PAGE 6
The Rawhide
by
One evening he leaned on the corral fence, looking toward the Dragoons. The sun had set behind them. Gigantic they loomed against the western light. From their summits, like an aureola, radiated the splendour of the dust-moted air, this evening a deep umber. A faint reflection of it fell across the desert, glorifying the reaches of its nothingness.
“I’ll take her out on an evening like this,” quoth Senor Johnson to himself, “and I’ll make her keep her eyes on the ground till we get right up by Running Bear Knob, and then I’ll let her look up all to once. And she’ll surely enjoy this life. I bet she never saw a steer roped in her life. She can ride with me every day out over the range and I’ll show her the busting and the branding and that band of antelope over by the Tall Windmill. I’ll teach her to shoot, too. And we can make little pack trips off in the hills when she gets too hot–up there by Deerskin Meadows ‘mongst the high peaks.”

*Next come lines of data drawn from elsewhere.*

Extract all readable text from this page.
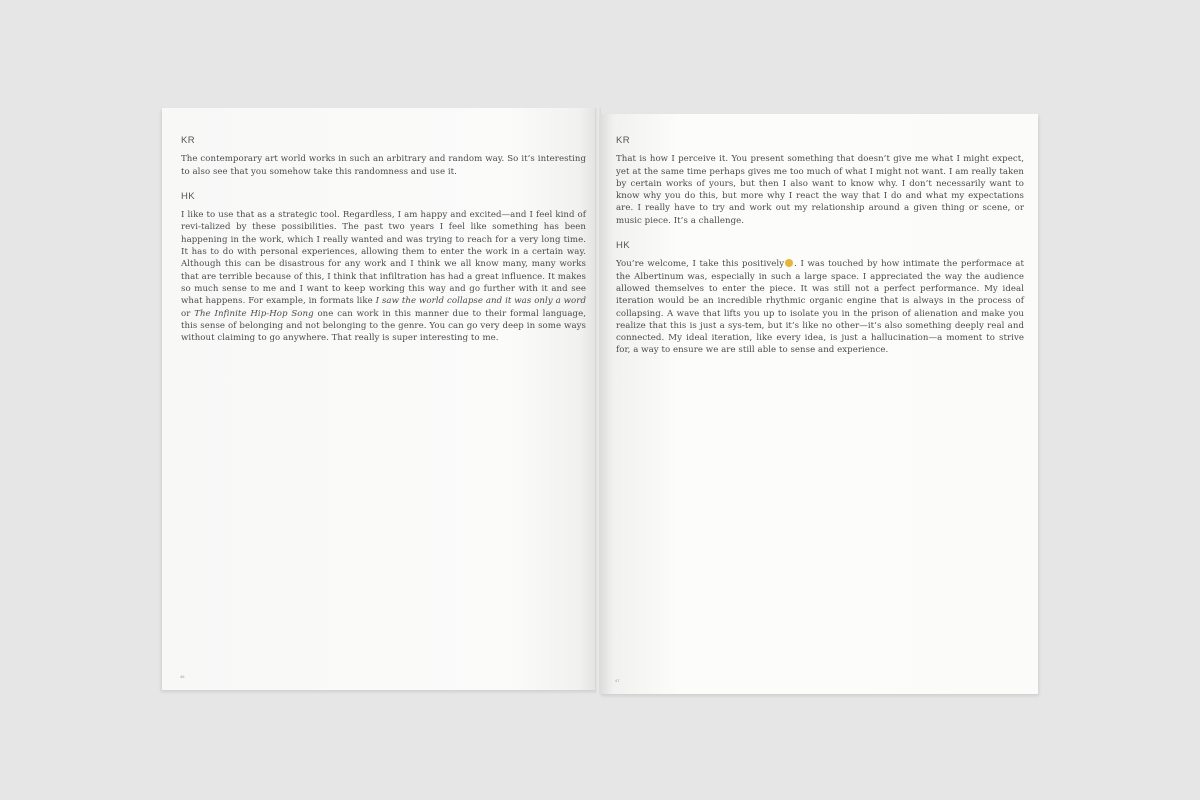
KR

The contemporary art world works in such an arbitrary and random way. So it’s interesting to also see that you somehow take this randomness and use it.

HK

I like to use that as a strategic tool. Regardless, I am happy and excited—and I feel kind of revi-talized by these possibilities. The past two years I feel like something has been happening in the work, which I really wanted and was trying to reach for a very long time. It has to do with personal experiences, allowing them to enter the work in a certain way. Although this can be disastrous for any work and I think we all know many, many works that are terrible because of this, I think that infiltration has had a great influence. It makes so much sense to me and I want to keep working this way and go further with it and see what happens. For example, in formats like I saw the world collapse and it was only a word or The Infinite Hip-Hop Song one can work in this manner due to their formal language, this sense of belonging and not belonging to the genre. You can go very deep in some ways without claiming to go anywhere. That really is super interesting to me.

46
KR

That is how I perceive it. You present something that doesn’t give me what I might expect, yet at the same time perhaps gives me too much of what I might not want. I am really taken by certain works of yours, but then I also want to know why. I don’t necessarily want to know why you do this, but more why I react the way that I do and what my expectations are. I really have to try and work out my relationship around a given thing or scene, or music piece. It’s a challenge.

HK

You’re welcome, I take this positively . I was touched by how intimate the performace at the Albertinum was, especially in such a large space. I appreciated the way the audience allowed themselves to enter the piece. It was still not a perfect performance. My ideal iteration would be an incredible rhythmic organic engine that is always in the process of collapsing. A wave that lifts you up to isolate you in the prison of alienation and make you realize that this is just a sys-tem, but it’s like no other—it’s also something deeply real and connected. My ideal iteration, like every idea, is just a hallucination—a moment to strive for, a way to ensure we are still able to sense and experience.

47
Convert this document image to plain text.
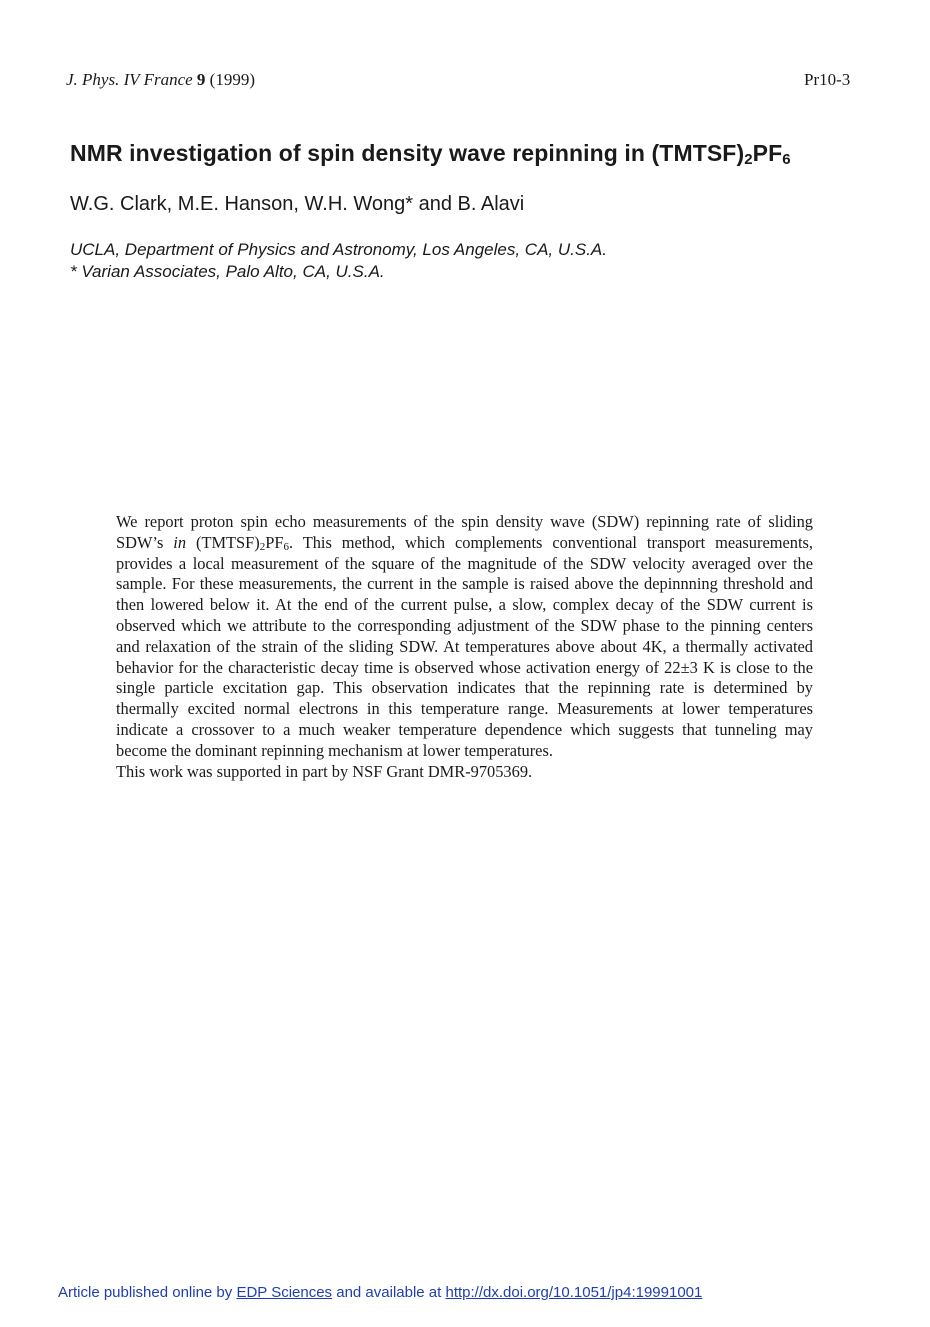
J. Phys. IV France 9 (1999)	Pr10-3
NMR investigation of spin density wave repinning in $(TMTSF)_2PF_6$
W.G. Clark, M.E. Hanson, W.H. Wong* and B. Alavi
UCLA, Department of Physics and Astronomy, Los Angeles, CA, U.S.A.
* Varian Associates, Palo Alto, CA, U.S.A.

We report proton spin echo measurements of the spin density wave (SDW) repinning rate of sliding SDW’s in $(TMTSF)_2PF_6$. This method, which complements conventional transport measurements, provides a local measurement of the square of the magnitude of the SDW velocity averaged over the sample. For these measurements, the current in the sample is raised above the depinnning threshold and then lowered below it. At the end of the current pulse, a slow, complex decay of the SDW current is observed which we attribute to the corresponding adjustment of the SDW phase to the pinning centers and relaxation of the strain of the sliding SDW. At temperatures above about 4K, a thermally activated behavior for the characteristic decay time is observed whose activation energy of 22±3 K is close to the single particle excitation gap. This observation indicates that the repinning rate is determined by thermally excited normal electrons in this temperature range. Measurements at lower temperatures indicate a crossover to a much weaker temperature dependence which suggests that tunneling may become the dominant repinning mechanism at lower temperatures.

This work was supported in part by NSF Grant DMR-9705369.

Article published online by EDP Sciences and available at http://dx.doi.org/10.1051/jp4:19991001
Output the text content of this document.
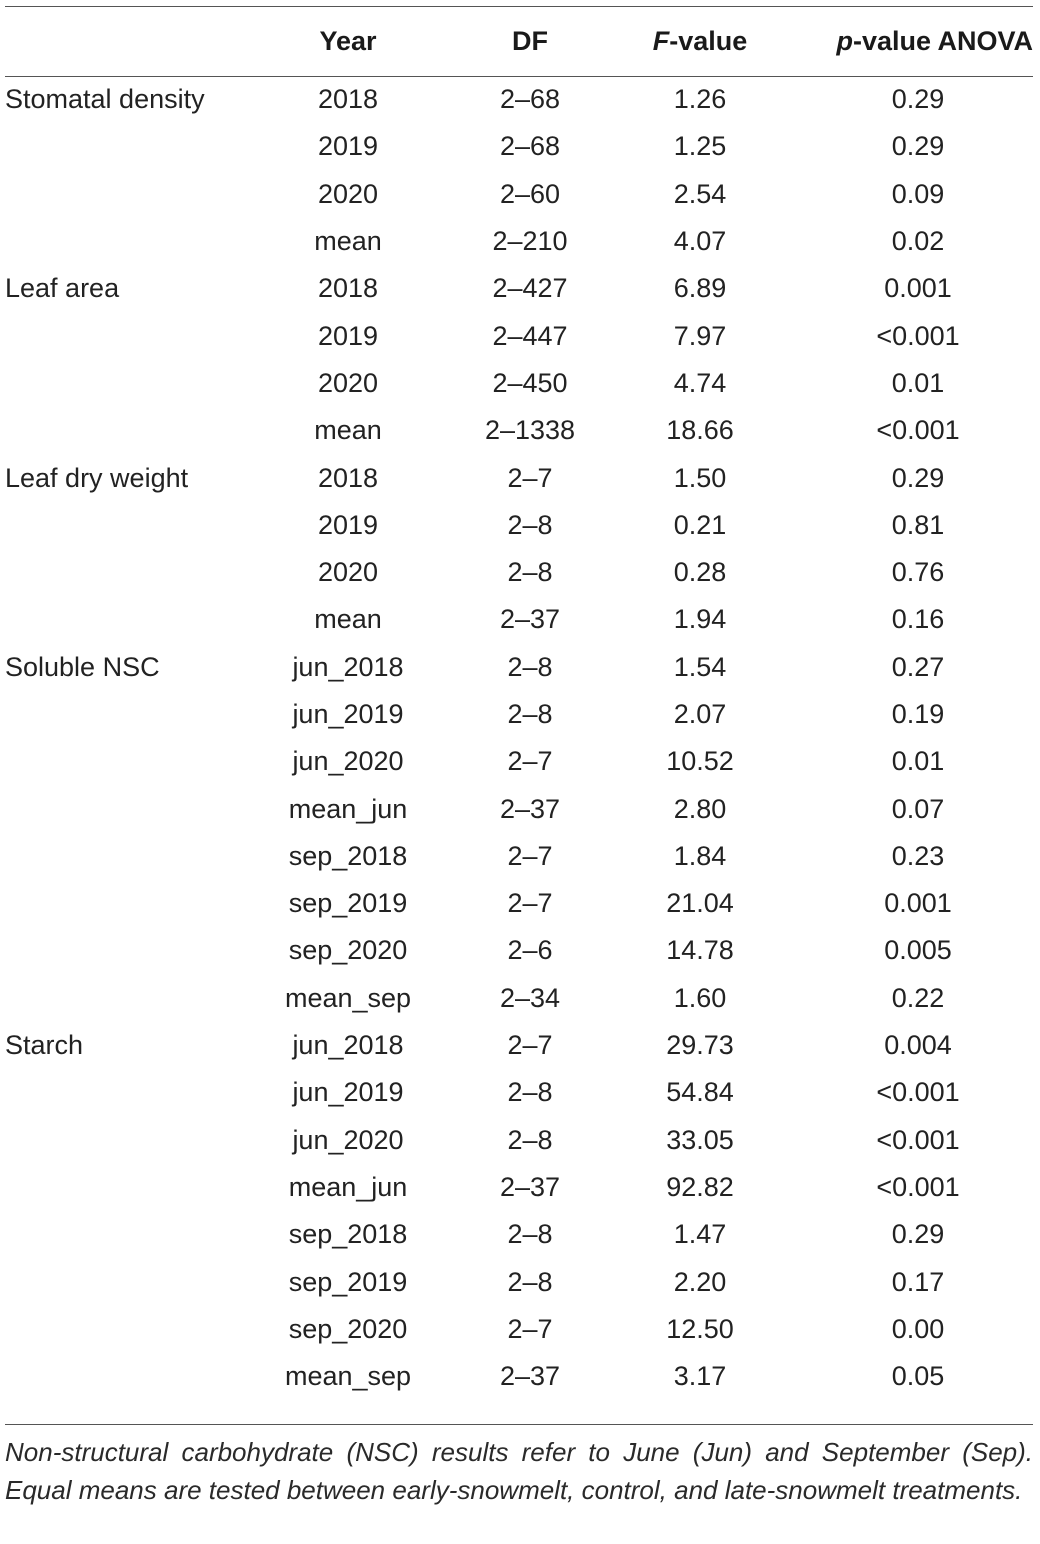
	Year	DF	F-value	p-value ANOVA
Stomatal density	2018	2–68	1.26	0.29
	2019	2–68	1.25	0.29
	2020	2–60	2.54	0.09
	mean	2–210	4.07	0.02
Leaf area	2018	2–427	6.89	0.001
	2019	2–447	7.97	<0.001
	2020	2–450	4.74	0.01
	mean	2–1338	18.66	<0.001
Leaf dry weight	2018	2–7	1.50	0.29
	2019	2–8	0.21	0.81
	2020	2–8	0.28	0.76
	mean	2–37	1.94	0.16
Soluble NSC	jun_2018	2–8	1.54	0.27
	jun_2019	2–8	2.07	0.19
	jun_2020	2–7	10.52	0.01
	mean_jun	2–37	2.80	0.07
	sep_2018	2–7	1.84	0.23
	sep_2019	2–7	21.04	0.001
	sep_2020	2–6	14.78	0.005
	mean_sep	2–34	1.60	0.22
Starch	jun_2018	2–7	29.73	0.004
	jun_2019	2–8	54.84	<0.001
	jun_2020	2–8	33.05	<0.001
	mean_jun	2–37	92.82	<0.001
	sep_2018	2–8	1.47	0.29
	sep_2019	2–8	2.20	0.17
	sep_2020	2–7	12.50	0.00
	mean_sep	2–37	3.17	0.05
Non-structural carbohydrate (NSC) results refer to June (Jun) and September (Sep). Equal means are tested between early-snowmelt, control, and late-snowmelt treatments.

He mused, turning over in his mind a new picture of his own life, aims, and pursuits as modified by the sympathetic and understanding companionship of a woman. He pictured himself as he must seem to her in his different pursuits. The picturesqueness pleased him. The simple, direct vanity of the man–the wholesome vanity of a straightforward nature–awakened to preen its feathers before the idea of the mate.
The shadows fell. Over the Chiricahuas flared the evening star. The plain, self-luminous with the weird lucence of the arid lands, showed ghostly. Jed Parker, coming out from the lamp-lit adobe, leaned his elbows on the rail in silent company with his chief. He, too, looked abroad. His mind’s eye saw what his body’s eye had always told him were the insistent notes–the alkali, the cactus, the sage, the mesquite, the lava, the choking dust, the blinding beat, the burning thirst. He sighed in the dim half recollection of past days.
“I wonder if she’ll like the country?” he hazarded.
But Senor Johnson turned on him his steady eyes, filled with the great glory of the desert.
“Like the country!” he marvelled slowly. “Of course! Why shouldn’t she?”
CHAPTER FIVE
THE ARRIVAL
The Overland drew into Willets, coated from engine to observation with white dust. A porter, in strange contrast of neatness, flung open the vestibule, dropped his little carpeted step, and turned to assist someone. A few idle passengers gazed out on the uninteresting, flat frontier town.
Senor Johnson caught his breath in amazement. “God! Ain’t she just like her picture!” he exclaimed. He seemed to find this astonishing.
For a moment he did not step forward to claim her, so she stood looking about her uncertainly, her leather suit-case at her feet.
She was indeed like the photograph. The same full-curved, compact little figure, the same round face, the same cupid’s bow mouth, the same appealing, large eyes, the same haze of doll’s hair. In a moment she caught sight of Senor Johnson and took two steps toward him, then stopped. The Senor at once came forward.
“You’re Mr. Johnson, ain’t you?” she inquired, thrusting her little pointed chin forward, and so elevating her baby-blue eyes to his.
“Yes, ma’am,” he acknowledged formally. Then, after a moment’s pause: “I hope you’re well.”
“Yes, thank you.”
The station loungers, augmented by all the ranchmen and cowboys in town, were examining her closely. She looked at them in a swift side glance that seemed to gather all their eyes to hers. Then, satisfied that she possessed the universal admiration, she returned the full force of her attention to the man before her.
“Now you give me your trunk checks,” he was saying, “and then we’ll go right over and get married.”